The sociological strip-mining began 30 years ago, when many of our parents' generation either pulled or bought their kids out of "bad" urban schools with high numbers of minority poor. To be fair, much of the busing back then was done with all the cultural finesse and thoughtful application of a Gang of Four program. We're not saying that we too wouldn't flee society's depleted core if we could. It's just that private schools now start at $20,000 a year and starter homes in "good" school districts cost $1.2 million. Instead of "soccer moms," then, think "soccer apocalypse moms." Picture us hurtling about not in creamy Volvos but in Mad Max/Road Warrior trash cars. Ours are the kids who will only play soccer if we personally hand-stitch the soccer ball, nail up the goalposts and put shovel to field.
Which soccer apocalypse moms -- including healthy numbers of the infamous stay-at-home moms -- are doing at an accelerating pace. Either stuck in -- or moving back into -- the cities, these women are re-gentrifying inner cores denuded after 30 years of neglect, with all the sociological complexity that entails. They're using VH1 "Save the Music" to obtain orchestral instruments. Using the nonprofit KaBoom! to build new playgrounds. They're writing garden grants, starting after-school arts and enrichment programs, forging deals with local real estate agents (at one Los Angeles school, for every parents' group referral, the agent returns $1000 to the school for beautification purposes). They're helming 5K walks down business corridors to fund elementary-school physical education programs. They're starting library foundations, 501(c)3s, "friends of" groups, booster clubs (some that earn almost half a million a year), even re-discovering that legendary old warhorse, the PTA.
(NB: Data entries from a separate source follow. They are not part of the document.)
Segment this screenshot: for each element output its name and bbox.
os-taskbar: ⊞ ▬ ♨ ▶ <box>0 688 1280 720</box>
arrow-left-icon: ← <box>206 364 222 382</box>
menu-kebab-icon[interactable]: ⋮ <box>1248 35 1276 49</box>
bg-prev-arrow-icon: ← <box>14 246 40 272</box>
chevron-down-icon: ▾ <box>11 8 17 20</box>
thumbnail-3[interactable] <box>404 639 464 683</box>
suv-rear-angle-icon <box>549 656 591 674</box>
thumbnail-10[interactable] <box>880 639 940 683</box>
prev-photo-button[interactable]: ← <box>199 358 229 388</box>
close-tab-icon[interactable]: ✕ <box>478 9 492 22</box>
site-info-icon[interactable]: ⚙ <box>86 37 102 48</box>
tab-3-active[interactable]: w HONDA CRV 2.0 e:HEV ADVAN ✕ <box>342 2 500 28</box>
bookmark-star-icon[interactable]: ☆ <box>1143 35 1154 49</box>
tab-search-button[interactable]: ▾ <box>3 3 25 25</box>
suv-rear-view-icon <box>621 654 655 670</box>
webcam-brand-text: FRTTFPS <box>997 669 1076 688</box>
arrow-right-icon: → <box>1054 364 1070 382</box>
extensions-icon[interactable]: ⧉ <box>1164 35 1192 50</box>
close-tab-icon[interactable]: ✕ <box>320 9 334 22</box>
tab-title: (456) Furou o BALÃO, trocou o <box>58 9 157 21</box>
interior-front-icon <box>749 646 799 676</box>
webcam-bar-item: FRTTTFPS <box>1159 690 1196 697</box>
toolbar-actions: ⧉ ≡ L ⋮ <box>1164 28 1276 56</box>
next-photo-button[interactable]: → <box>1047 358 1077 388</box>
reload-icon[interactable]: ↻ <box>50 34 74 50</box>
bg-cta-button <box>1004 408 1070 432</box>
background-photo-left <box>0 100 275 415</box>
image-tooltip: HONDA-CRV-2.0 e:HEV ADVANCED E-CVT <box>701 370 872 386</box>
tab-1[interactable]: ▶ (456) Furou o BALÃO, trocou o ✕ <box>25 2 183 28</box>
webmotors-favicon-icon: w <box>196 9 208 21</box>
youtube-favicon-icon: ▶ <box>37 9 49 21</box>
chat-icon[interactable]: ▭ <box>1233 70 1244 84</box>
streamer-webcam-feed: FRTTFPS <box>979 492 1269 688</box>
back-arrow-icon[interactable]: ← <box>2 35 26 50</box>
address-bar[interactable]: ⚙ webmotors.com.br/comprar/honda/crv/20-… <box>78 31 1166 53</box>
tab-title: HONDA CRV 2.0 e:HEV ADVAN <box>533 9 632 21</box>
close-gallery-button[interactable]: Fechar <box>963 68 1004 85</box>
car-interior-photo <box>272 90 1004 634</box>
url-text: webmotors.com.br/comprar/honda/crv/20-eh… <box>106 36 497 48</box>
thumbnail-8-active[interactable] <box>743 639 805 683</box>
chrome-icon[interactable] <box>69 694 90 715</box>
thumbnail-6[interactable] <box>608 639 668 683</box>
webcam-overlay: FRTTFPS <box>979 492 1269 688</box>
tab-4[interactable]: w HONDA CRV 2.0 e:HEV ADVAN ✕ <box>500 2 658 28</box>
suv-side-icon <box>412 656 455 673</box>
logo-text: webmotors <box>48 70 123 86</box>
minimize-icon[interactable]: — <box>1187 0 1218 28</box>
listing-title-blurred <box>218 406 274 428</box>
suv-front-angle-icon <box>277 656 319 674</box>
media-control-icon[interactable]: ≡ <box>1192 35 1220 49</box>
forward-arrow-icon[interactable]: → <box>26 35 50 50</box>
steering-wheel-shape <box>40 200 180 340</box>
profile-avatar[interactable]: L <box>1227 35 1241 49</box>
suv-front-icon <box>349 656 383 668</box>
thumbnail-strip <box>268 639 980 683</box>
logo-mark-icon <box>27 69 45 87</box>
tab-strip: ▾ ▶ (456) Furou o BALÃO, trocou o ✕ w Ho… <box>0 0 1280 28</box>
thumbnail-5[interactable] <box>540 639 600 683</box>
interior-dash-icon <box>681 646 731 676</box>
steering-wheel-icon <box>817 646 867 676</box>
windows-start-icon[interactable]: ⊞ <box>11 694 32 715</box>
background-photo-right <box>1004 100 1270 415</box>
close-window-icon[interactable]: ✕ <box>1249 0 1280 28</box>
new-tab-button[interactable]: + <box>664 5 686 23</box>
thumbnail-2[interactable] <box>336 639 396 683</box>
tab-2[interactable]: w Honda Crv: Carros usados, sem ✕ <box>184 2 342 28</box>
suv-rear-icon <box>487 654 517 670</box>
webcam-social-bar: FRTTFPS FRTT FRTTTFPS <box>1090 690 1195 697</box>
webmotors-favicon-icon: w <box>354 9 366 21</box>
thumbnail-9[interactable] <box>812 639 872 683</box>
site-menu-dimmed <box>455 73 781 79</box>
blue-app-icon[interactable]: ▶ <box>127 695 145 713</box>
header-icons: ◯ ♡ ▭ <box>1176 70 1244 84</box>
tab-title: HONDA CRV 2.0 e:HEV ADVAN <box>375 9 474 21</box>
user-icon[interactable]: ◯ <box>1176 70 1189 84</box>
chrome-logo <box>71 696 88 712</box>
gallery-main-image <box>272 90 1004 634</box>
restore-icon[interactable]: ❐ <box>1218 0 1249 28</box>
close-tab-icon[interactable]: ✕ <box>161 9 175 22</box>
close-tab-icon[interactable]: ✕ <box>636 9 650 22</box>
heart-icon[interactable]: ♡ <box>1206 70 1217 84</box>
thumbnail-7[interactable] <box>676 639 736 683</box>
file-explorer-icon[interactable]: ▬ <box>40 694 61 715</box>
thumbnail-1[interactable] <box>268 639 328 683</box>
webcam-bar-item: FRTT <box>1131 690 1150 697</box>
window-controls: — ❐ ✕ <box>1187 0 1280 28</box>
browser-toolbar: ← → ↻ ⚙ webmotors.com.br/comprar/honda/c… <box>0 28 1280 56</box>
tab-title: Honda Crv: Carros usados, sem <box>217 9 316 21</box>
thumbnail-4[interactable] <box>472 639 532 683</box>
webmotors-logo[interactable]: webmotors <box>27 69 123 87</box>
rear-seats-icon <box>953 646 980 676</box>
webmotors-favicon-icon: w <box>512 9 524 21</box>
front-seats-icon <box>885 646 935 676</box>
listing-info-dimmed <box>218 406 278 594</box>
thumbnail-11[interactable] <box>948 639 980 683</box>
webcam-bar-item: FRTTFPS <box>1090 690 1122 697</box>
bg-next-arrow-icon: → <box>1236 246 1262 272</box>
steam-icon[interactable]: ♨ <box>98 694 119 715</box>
We soccer apocalypse moms with "dogs in the fight" have to make do daily with what we have. As we re-gentrify our conveniently located urban schools, our mission is to maintain a proper balance between affluent and poor children (we have to; displace any poor children and we lose our Title I funding); to give the boot to lousy teachers by any means necessary; to riddle our school board with e-mail bullets if needed (in L.A. recently, a mere 50 e-mails were enough to retain a district-wide honors orchestra program); to be the aggressive, entitled, howling, demanding watchdogs over elaborately funded programs that are clearly a bunch of hooey.
And regarding the test scores of low-income kids. Note that the one proven educational reform rarely discussed is -- here's an idea! -- developing the essay-writing skills of English-learning children by putting them into daily contact with children who are native English speakers. Note that at today's current level of racial segregation in public schools, only one in five immigrant children is likely to have even one native English-speaking friend. There is no new computer technology in the world that will solve that.
In short, these nameless, faceless parents are cheerfully (and have we mentioned it's fun?) doing the hard work of integration that no savvy political candidate wants to touch. Oh, if only on top of those millions in Gates money there would be $300 Gates micro-grants to assign one middle-class mom to each poor school. That would be enough to help each of us get a really fast version of Excel to maintain our spreadsheets for box-top collecting, field trip bus seats, jogathon miles walked and for how many dollars.
So, Mr. Future President, if you bring our PTA moms to the table in January, we really will get the job done. And of course we'll bring our own coffee. We always do.
Sandra Tsing Loh is a writer and radio commentator. Her most recent book is "Mother on Fire: A True Motherf%#$@ Story About Parenting."